Sterilization: The high, medium and low levels that hospitals are using to assess risk

While it might not be immediately obvious to the visiting patient, cleanliness and sterilization is big business for hospitals. It might be the huge MRI scanner, or X-ray attention that first grabs your attention, but in amongst all of this are devices which are charged with the task of keeping everything flawlessly clean.

One such device comes in the form of 3m attest equipment. Hospitals will regularly use these indicators in a bid to assess just how clean their establishment is and ultimately, how safe it is for visiting patients.

As well as the advanced equipment, a lot of hospitals have now adopted a risk procedure in relation to sterilization. As the title has probably given away, these risks are generally split into high, medium and low level.

Let’s now take a look at each of the three to highlight how hospitals qualify each cleanliness risk.

High level risks

Let’s start with the highest level of risk that hospitals place for certain equipment.

Generally, they will class any instrument or surgical device that comes into contact with the body in this category. Specifically, this means that any sort of instrument that might enter tissue, or come into contact with bodily fluids, will be covered here.

The idea is that all such equipment must be sterilized before use on every patient.

Considering the vast amount of equipment that does come into contact with patients in this way, it goes without saying that high level sterilization is used frequently in medical establishments – perhaps managed more than any of the other risks we are detailing.

Medium-level risk

If we drop down a level, hospitals will generally adopt a slightly more relaxed approach with this equipment. They class this as “semi critical patient-care equipment” and to provide some examples, it could be anything from respiratory therapy equipment right the way to gastrointestinal endoscopes. In other words, it’s the type of equipment that will touch skin that isn’t intact.

The process for treating this equipment is different and doesn’t necessarily involve sterilization. Instead, the equipment will be treated with high-level disinfection before it is used on a patient.

Low level risks

Finally, low-level risks have their own set of procedures.

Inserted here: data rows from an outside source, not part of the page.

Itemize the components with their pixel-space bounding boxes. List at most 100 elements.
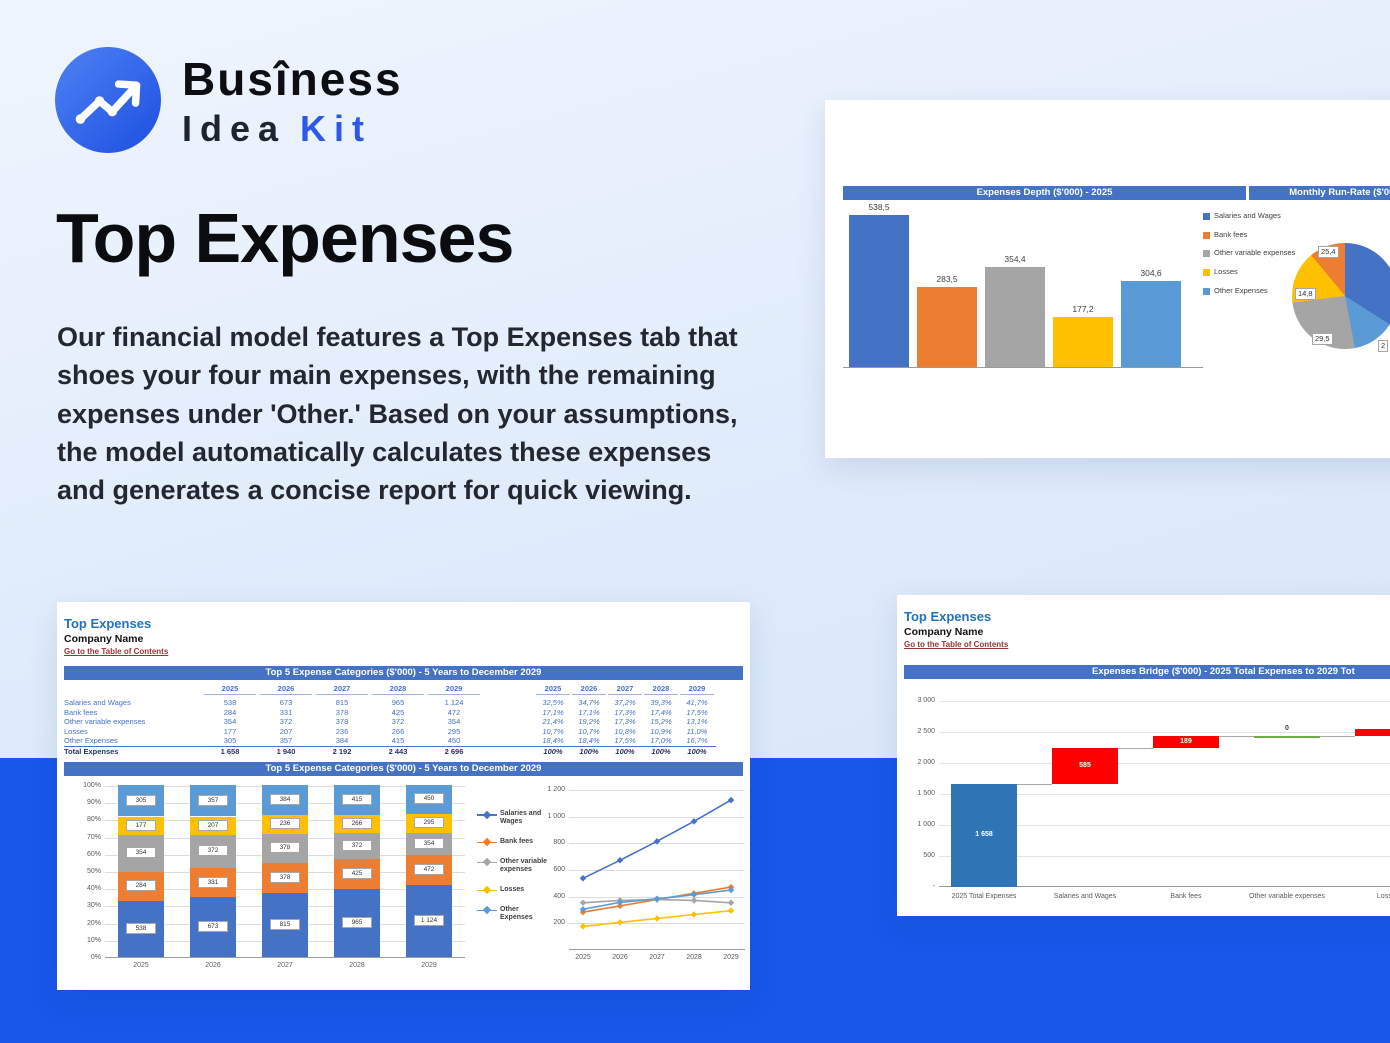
- top5-stacked-plot: 100% 90% 80% 70% 60% 50% 40% 30% 20% 10% 0% 538 284 3…: [83, 782, 465, 961]
- depth-bar: [917, 287, 977, 367]
- expense-row-label: Salaries and Wages: [64, 698, 131, 707]
- total-value: 2 192: [332, 747, 352, 756]
- stacked-y-label: 40%: [86, 885, 101, 893]
- expense-share: 17,3%: [614, 707, 636, 717]
- expense-share: 10,7%: [542, 726, 564, 736]
- line-y-label: 800: [553, 839, 565, 847]
- year-header: 2026: [260, 684, 312, 695]
- expense-share: 32,5%: [542, 698, 564, 707]
- depth-chart-legend: Salaries and Wages Bank fees Other variabl…: [1203, 211, 1303, 296]
- stacked-y-label: 90%: [86, 799, 101, 807]
- bridge-gridline: [939, 732, 1390, 733]
- stacked-y-label: 20%: [86, 919, 101, 927]
- bridge-bar: [1153, 736, 1219, 748]
- legend-label: Other variable expenses: [1214, 248, 1296, 258]
- depth-bar-label: 354,4: [1004, 254, 1026, 264]
- stack-segment-label: 450: [414, 793, 444, 805]
- stacked-x-label: 2028: [349, 962, 365, 969]
- runrate-chart-header: Monthly Run-Rate ($'000: [1249, 186, 1390, 200]
- stack-segment-label: 965: [342, 917, 372, 929]
- stack-segment-label: 538: [126, 923, 156, 935]
- stack-segment-label: 815: [270, 919, 300, 931]
- stacked-y-label: 80%: [86, 816, 101, 824]
- line-y-label: 1 200: [547, 786, 565, 793]
- year-header: 2027: [316, 684, 368, 695]
- expense-share: 17,1%: [578, 707, 600, 717]
- depth-bar: [849, 215, 909, 367]
- bridge-gridline: [939, 701, 1390, 702]
- stacked-x-label: 2027: [277, 962, 293, 969]
- bridge-y-label: 2 500: [917, 728, 935, 735]
- stack-segment-label: 378: [270, 872, 300, 884]
- expense-value: 357: [279, 736, 293, 745]
- stacked-y-label: 100%: [83, 782, 101, 789]
- stacked-x-labels: 2025 2026 2027 2028 2029: [105, 962, 465, 972]
- year-header: 2025: [204, 684, 256, 695]
- pie-slice-label: 2: [1378, 340, 1389, 352]
- stacked-y-label: 0%: [90, 954, 101, 961]
- bridge-y-label: 2 000: [917, 759, 935, 766]
- line-y-label: 400: [553, 892, 565, 900]
- legend-swatch: [1203, 250, 1210, 258]
- total-label: Total Expenses: [64, 747, 119, 756]
- bridge-connector: [1320, 736, 1355, 738]
- bridge-gridline: [939, 825, 1390, 826]
- legend-label: Losses: [500, 885, 525, 893]
- bridge-gridline: [939, 856, 1390, 857]
- line-x-label: 2029: [723, 954, 739, 961]
- bridge-bar-label: 585: [1079, 761, 1091, 769]
- bridge-y-label: 1 500: [917, 790, 935, 797]
- stack-segment-label: 384: [270, 793, 300, 805]
- bridge-bar-label: 0: [1285, 725, 1289, 733]
- expense-share: 15,2%: [650, 717, 672, 726]
- expenses-depth-plot: 538,5 283,5 354,4 177,2 304,6: [843, 200, 1203, 368]
- stack-segment-label: 266: [342, 817, 372, 829]
- toc-link[interactable]: Go to the Table of Contents: [904, 640, 1009, 649]
- expense-share: 17,5%: [614, 736, 636, 745]
- depth-bar-label: 538,5: [868, 202, 890, 212]
- sheet-title: Top Expenses: [904, 609, 992, 624]
- legend-label: Other Expenses: [1214, 285, 1268, 295]
- expense-share: 10,9%: [650, 726, 672, 736]
- company-name: Company Name: [64, 633, 144, 645]
- toc-link[interactable]: Go to the Table of Contents: [64, 647, 169, 656]
- expense-share: 39,3%: [650, 698, 672, 707]
- bridge-x-label: Losses: [1376, 893, 1390, 900]
- expense-share: 13,1%: [686, 717, 708, 726]
- bridge-y-label: 1 000: [917, 821, 935, 828]
- expense-row-label: Losses: [64, 726, 88, 736]
- expense-value: 236: [335, 726, 349, 736]
- expense-value: 295: [447, 726, 461, 736]
- bridge-chart-header: Expenses Bridge ($'000) - 2025 Total Exp…: [904, 665, 1390, 679]
- top5-line-plot: 1 200 1 000 800 600 400 200: [547, 786, 745, 950]
- trend-arrow-icon: [75, 80, 141, 124]
- line-x-label: 2026: [612, 954, 628, 961]
- stack-segment-label: 284: [126, 880, 156, 892]
- legend-label: Other Expenses: [500, 905, 533, 921]
- total-value: 2 696: [444, 747, 464, 756]
- stack-segment-label: 425: [342, 868, 372, 880]
- year-header: 2029: [428, 684, 480, 695]
- expense-value: 372: [391, 717, 405, 726]
- stacked-y-label: 60%: [86, 850, 101, 858]
- stacked-y-label: 10%: [86, 936, 101, 944]
- expense-share: 37,2%: [614, 698, 636, 707]
- stack-segment-label: 354: [126, 847, 156, 859]
- expense-value: 266: [391, 726, 405, 736]
- legend-item: Other Expenses: [1203, 285, 1303, 296]
- stack-segment-label: 295: [414, 817, 444, 829]
- line-gridline: [569, 870, 745, 871]
- legend-marker: [477, 838, 497, 847]
- stack-segment-label: 415: [342, 793, 372, 805]
- bridge-y-label: -: [932, 883, 935, 890]
- legend-item: Other variable expenses: [1203, 249, 1303, 258]
- bridge-y-label: 3 000: [917, 697, 935, 704]
- bridge-gridline: [939, 763, 1390, 764]
- legend-label: Salaries and Wages: [500, 810, 542, 826]
- expense-row-label: Other variable expenses: [64, 717, 146, 726]
- legend-item: Salaries and Wages: [1203, 211, 1303, 221]
- expense-share: 17,5%: [686, 707, 708, 717]
- line-x-labels: 2025 2026 2027 2028 2029: [569, 954, 745, 964]
- depth-bar-label: 177,2: [1072, 304, 1094, 314]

Low level objects are actually much different to anything we have looked at so far and don’t involve any sort of equipment that comes into direct contact with a patient. In other words, it’s classed as the noncritical surfaces that are involved in a hospital, meaning that it’s anything ranging from bedrails to any other furniture that patient’s skin (and everyone else who enters the hospital for that matter) will regularly come into contact with.

Just like with the medium level risks that we highlighted, no sterilization is required this time. Instead, low-level disinfection is performed and it should probably go without saying that this is carried out much less frequently in comparison to the other types of risks that we have mentioned through this guide.